MPCE requer na Justiça anulação de contrato entre Prefeitura de Mauriti e escritório de advocacia responsável por ações do Fundeb/Fundef

VISTA PARCIAL DO MUNICÍPIO DE MAURITI, CEARÁ. FOTO: RAQUEL LINHARES/DIVULGAÇÃO
VISTA PARCIAL DO MUNICÍPIO DE MAURITI, CEARÁ. FOTO: RAQUEL LINHARES/DIVULGAÇÃO

O Ministério Público do Estado do Ceará (MPCE), por meio da Promotoria de Justiça de Mauriti, ajuizou Ação Civil Pública, nessa terça-feira (10/05), requerendo a anulação de contrato firmado entre a Prefeitura de Mauriti e um escritório de advocacia. Esse contrato tinha a finalidade de o escritório mover uma ação de execução na Justiça Federal de Brasília, relativo a diferenças referentes ao pagamento do Fundef/Fundeb. Contudo, o caso havia sido julgado procedente após ação coletiva movida pelo Ministério Público Federal em 1999 e o resultado beneficiou todos os municípios brasileiros. Para o MPCE, a causa não revela complexidade e poderia ter sido providenciada pelo procurador-geral municipal, sem custos advocatícios ao Município.

Na ação, o MPCE também requer que o Município siga rigorosamente a legislação vigente na contratação de serviços para cobrança de créditos da Fazenda Pública e dê publicidade a todos os procedimentos referentes ao tema. A ACP foi ingressada pelo promotor de Justiça Leonardo Marinho de Carvalho Chaves.

A ação foi ajuizada contra o Município de Mauriti, a empresa João Azêdo e Brasileiro Sociedade de Advogados e o advogado João Ulisses de Britto Azêdo. Consta nos autos que o escritório foi contratado sem licitação, dispensa de licitação ou inexigibilidade para prestar serviços referentes ao andamento de ações do Fundef/Fundeb.

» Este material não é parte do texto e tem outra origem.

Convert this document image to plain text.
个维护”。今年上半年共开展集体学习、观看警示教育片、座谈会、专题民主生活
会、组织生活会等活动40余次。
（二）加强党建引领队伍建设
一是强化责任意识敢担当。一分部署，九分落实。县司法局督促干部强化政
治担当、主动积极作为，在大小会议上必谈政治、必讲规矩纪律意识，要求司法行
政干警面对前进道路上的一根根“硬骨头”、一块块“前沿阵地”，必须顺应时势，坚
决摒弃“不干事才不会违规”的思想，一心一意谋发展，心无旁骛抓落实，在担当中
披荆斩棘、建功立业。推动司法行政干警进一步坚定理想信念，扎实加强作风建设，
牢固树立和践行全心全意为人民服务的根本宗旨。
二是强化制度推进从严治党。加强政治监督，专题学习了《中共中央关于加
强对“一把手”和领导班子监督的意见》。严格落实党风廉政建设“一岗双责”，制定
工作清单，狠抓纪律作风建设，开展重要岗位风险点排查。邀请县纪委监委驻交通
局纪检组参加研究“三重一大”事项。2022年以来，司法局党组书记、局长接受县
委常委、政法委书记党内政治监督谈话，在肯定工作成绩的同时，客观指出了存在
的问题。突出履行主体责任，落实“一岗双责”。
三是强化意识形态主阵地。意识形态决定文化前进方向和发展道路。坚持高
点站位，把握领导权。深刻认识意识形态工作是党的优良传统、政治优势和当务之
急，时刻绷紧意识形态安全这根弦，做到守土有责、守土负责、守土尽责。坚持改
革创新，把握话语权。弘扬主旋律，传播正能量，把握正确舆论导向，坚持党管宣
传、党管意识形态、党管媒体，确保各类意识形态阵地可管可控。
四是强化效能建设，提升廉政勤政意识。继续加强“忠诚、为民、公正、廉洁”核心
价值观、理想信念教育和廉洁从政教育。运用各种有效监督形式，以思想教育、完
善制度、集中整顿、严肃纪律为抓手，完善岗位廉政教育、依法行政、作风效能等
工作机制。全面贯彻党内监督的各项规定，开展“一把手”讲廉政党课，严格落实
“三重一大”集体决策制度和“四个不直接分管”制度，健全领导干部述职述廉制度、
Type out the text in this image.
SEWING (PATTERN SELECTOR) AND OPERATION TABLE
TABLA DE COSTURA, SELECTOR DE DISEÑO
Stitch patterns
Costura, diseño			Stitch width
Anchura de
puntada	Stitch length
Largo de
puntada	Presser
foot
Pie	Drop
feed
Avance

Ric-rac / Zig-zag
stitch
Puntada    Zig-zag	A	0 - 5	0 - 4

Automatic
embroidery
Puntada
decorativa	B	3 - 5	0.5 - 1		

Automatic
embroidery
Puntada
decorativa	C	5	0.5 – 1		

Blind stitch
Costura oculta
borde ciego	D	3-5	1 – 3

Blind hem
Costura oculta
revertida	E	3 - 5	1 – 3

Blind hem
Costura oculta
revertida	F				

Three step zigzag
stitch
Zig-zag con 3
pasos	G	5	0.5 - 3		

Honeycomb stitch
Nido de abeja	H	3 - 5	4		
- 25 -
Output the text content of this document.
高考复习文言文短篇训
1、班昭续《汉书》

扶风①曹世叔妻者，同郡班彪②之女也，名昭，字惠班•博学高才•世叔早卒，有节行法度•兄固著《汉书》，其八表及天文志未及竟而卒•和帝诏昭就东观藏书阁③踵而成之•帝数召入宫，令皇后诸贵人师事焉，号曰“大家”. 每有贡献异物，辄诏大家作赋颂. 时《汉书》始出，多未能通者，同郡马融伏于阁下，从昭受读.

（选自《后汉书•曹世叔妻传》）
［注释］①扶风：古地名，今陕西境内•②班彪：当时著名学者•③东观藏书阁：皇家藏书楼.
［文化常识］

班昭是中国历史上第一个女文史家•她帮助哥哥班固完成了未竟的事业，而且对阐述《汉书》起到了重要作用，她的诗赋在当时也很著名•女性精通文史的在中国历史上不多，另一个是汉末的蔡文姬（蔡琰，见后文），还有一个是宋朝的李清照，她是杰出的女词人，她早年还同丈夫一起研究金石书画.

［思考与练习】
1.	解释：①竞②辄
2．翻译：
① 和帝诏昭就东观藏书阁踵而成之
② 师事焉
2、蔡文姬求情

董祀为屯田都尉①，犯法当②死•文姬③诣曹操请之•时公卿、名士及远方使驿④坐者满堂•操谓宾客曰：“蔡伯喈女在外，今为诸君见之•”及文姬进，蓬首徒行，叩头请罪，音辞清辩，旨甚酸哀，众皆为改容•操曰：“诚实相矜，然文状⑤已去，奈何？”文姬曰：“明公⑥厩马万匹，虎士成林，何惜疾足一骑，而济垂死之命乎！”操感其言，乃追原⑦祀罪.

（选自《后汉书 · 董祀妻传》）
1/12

Com o contrato, a empresa receberia milhões em honorários, em detrimento da aplicação de recursos dos fundos na educação, como reza a legislação.

Nesse contexto, a finalidade da ACP é que a Justiça reconheça a nulidade do contrato e irregularidades contidas desde a celebração até a execução dos serviços. Caso a Justiça não anule o contrato, o MPCE requer o reconhecimento da impossibilidade de prestação de serviços advocatícios do escritório citado com a Administração Pública; a vinculação dos recursos do Fundef/Fundeb, mesmo os obtidos após decisão judicial e pagos por precatório à sua destinação original, que é a educação; e que o Município não pague ao escritório qualquer honorário relativo ao tema. Caso os valores tenham sido recolhidos pelo escritório, o MP requer que a quantia seja devolvida para o Município.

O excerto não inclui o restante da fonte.